Many of these developments are exponential. Once they are connected to a community these developments are booming. Technologies have transformed business, but also created new business. All technologies can be mapped amongst a hype curve, shown here in the picture.

The Wow generation is coming up, they are not interested in power, but do things for pleasure, fun and experience. They want a purpose and don’t like to work with the large corporations which will loose out in the long run. They care about sustainability. We will live longer – but income inequality is rising within countries. (there is a great video about this by Hans Rosling!).

Artificial intelligence

We are entering the era of real-life science fiction. It is about cognitive computing- better understanding data.  If machines can correct themselves – what will happen? We watched a video about Watson. There is a super intelligent attorney which is going to revolutionize the way legal officers work.  Another example is deep knowledge ventures, which can scan all investments in the world. Wall street is using it. Can you tell the difference between a robot and a stock analyst? There will be many apps coming up – we called artificial intelligence landscape. The next wave will be voice- operated, which decreases the need to click and type. In the movie her, the actor falls in love with a computer person, an example of artificial intelligence. What is going to happen in your profession?

The quantified enterprise

We will be tracking what is happening in the building. Where are people having fun? Who interacts with whom? And there will be more wearables around so that for instance your health can be analyzed.

Impossible becomes doable

Impossible increasingly becomes ‘doable’. Self-driving cars are coming. We want to improve things, so thee developments will definitely come. The Paris 2040 is about sustainability. We can track everything but do we want this? This has huge implications about data. We watch a movie about the Edge in Amsterdam, the most connected office space in the world. the building is also for 93% self sustainable, for instance the rain water is collected to flush the toilets. There is a project to link airbnb with nest, helping conserve energy.

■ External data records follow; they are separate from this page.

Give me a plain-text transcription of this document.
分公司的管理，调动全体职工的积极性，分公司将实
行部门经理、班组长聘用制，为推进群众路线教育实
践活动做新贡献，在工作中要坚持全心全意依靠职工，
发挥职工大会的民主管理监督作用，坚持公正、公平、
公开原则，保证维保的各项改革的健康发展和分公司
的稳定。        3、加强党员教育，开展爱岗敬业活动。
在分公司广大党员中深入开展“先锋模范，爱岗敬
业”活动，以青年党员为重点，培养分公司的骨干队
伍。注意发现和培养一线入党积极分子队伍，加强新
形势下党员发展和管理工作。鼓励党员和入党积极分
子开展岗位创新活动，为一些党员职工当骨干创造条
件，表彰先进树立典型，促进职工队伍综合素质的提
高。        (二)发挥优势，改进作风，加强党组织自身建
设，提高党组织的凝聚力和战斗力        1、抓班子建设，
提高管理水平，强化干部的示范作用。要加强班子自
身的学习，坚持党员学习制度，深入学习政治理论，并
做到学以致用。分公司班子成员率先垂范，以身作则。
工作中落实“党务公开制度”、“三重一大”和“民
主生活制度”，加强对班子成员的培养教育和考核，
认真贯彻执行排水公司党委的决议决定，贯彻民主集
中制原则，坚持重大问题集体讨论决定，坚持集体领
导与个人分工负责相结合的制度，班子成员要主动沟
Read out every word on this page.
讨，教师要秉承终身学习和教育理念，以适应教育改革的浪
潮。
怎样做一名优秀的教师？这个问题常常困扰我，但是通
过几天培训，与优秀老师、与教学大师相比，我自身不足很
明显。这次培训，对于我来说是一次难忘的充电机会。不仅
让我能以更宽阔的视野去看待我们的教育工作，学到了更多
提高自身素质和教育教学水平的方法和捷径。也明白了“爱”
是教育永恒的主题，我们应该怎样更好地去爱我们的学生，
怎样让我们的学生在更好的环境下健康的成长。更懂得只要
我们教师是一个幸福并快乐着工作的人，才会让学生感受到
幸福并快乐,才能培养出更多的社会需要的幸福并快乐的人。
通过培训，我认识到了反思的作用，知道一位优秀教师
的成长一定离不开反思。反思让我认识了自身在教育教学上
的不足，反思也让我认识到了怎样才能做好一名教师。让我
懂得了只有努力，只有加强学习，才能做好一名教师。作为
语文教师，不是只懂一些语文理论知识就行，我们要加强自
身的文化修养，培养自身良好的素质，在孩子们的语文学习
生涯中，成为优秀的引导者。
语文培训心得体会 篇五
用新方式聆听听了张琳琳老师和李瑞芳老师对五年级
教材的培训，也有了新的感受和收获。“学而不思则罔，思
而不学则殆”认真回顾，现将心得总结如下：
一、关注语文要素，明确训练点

But do we want this? We watch a funny video about a reluctant dad not using his smart fork and smart cane and outsmarting the technology to watch him. (the uninvited guests) which shows we do have choice.

The skills to thrive in the fourth industrial revolution

Critical thinking will go up, complex problem solving will remain. Alan de botton has come up with a new term. The art of listening is important – sometimes you have to disconnect from technology to think about the art of live and the future. He is very optimistic about technology, but this has shifted for Rudy some 5 years ago, when he was overwhelmed by the developments.

My ideas from this session

The technologies are not new to me, but the speed of change is almost scary. I would like to think more through the consequences about the connection to learning – does this mean there are many things we don’t have to learn because artificial intelligence will take over? Do we all need engineering skills? Will our brains be wired differently? How will problem solving change? It does generate lots of questions!